From that point he could follow his eclectic tastes, latterly at Random's William Heinemann imprint—publishing Thomas Harris alongside Richard Powers, Rachel Seiffert alongside Mario Puzo. But his last few years were rocky, as he repeatedly fell out with divisional directors—communications were said to have completely broken down.
"I was asked to find myself another job—a very civilised way of being fired," he recalls. "I don't properly know why, but it's not as though I can't imagine various reasons. I'm not the most straightforward member of staff." He's still raw but he's becoming more sanguine: "In my time at Random I had five bosses, and I always had an odd role, so it's not surprising that it didn't go on forever. I wouldn't have left because I hate change, so maybe I needed it to be done to me."
Well connected
News of his departure resonated internationally, because Mirchandani is one of the UK's best-connected editors. "The publishers I admire function in the world, not just in the world of their own language," he says, naming Roberto Colasso at Italy's Adelphi and Luiz Schwarcz at Brazil's Compania Das Letras. So he's in his element at Frankfurt, which he found far more productive as a small publisher.

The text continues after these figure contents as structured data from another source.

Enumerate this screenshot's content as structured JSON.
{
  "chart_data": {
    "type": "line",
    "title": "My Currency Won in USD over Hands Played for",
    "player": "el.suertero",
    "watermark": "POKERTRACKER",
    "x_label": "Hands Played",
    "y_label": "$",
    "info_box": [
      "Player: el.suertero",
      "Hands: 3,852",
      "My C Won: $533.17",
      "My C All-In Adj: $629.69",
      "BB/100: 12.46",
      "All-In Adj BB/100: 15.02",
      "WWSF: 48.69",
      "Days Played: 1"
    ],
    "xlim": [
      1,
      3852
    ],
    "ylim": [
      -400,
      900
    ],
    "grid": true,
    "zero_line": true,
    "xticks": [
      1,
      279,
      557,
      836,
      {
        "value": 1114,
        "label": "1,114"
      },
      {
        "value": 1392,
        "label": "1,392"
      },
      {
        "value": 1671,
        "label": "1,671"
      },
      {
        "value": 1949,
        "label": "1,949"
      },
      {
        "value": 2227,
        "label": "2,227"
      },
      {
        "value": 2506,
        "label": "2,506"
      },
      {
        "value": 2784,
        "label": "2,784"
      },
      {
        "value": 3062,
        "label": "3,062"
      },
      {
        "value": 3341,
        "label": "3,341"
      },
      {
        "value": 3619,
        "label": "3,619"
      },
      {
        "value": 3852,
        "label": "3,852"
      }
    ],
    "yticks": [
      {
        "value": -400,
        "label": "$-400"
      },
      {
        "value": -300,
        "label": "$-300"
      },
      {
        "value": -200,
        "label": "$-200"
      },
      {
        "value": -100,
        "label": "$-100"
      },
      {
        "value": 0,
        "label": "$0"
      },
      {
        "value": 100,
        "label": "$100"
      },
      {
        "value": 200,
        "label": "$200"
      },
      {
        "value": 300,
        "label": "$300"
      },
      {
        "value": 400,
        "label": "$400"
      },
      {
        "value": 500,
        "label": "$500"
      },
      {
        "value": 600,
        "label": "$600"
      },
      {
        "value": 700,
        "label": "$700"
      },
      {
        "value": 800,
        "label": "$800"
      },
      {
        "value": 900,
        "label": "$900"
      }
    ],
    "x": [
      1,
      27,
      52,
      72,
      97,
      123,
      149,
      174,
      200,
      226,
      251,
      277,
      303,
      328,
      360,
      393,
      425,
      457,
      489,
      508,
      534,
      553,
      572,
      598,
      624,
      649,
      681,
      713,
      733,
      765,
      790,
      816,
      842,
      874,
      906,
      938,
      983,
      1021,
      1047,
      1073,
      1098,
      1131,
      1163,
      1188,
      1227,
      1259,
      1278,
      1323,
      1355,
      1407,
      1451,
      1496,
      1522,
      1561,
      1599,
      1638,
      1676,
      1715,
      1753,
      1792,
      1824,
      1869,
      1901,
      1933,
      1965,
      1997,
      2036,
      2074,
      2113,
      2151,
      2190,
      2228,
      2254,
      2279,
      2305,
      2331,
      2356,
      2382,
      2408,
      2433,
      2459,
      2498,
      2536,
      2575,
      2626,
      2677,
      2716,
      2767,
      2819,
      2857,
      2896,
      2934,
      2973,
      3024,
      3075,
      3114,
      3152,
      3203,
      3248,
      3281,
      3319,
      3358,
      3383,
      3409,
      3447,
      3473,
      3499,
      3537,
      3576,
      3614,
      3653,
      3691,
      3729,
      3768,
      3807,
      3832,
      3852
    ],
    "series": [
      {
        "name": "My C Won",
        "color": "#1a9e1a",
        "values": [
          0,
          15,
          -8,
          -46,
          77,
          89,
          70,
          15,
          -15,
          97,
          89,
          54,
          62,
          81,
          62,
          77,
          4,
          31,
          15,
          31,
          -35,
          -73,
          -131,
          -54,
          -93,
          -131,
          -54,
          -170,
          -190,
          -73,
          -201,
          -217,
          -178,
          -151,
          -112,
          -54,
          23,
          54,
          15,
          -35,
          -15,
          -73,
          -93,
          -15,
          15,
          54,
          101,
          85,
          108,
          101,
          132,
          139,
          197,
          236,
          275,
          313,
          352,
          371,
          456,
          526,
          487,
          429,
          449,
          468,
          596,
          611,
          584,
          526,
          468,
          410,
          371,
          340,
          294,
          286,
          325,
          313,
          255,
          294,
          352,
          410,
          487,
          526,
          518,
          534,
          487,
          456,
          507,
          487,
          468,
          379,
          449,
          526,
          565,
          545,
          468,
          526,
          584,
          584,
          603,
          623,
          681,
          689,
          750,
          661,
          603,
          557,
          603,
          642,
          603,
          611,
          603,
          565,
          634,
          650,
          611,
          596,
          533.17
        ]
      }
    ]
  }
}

At the London Book Fair, Bombay-born Mirchandani snapped up his first ever Indian novel, White Tiger by Aravind Adiga (due in April). Another major buy has been The Cellist of Sarajevo by Steven Galloway, a literary thriller starring a female sniper (due in May). Mirchandani compares it to The Reader and Seiffert's The Dark Room. "Like those books it's tiny but has big resonances, and comes out of another appalling moment in European history. It's about the difficulties of making moral decisions in difficult times, which is something few people in this country have experiences of."
Both novels were won in heated auctions against editors at larger groups. "I haven't lost a book for money yet [at Atlantic]," he says. "I have been outbid, but only when I wouldn't have wanted to offer that sort of money even if I was still at Random House." Yet another publishing myth punctured, then.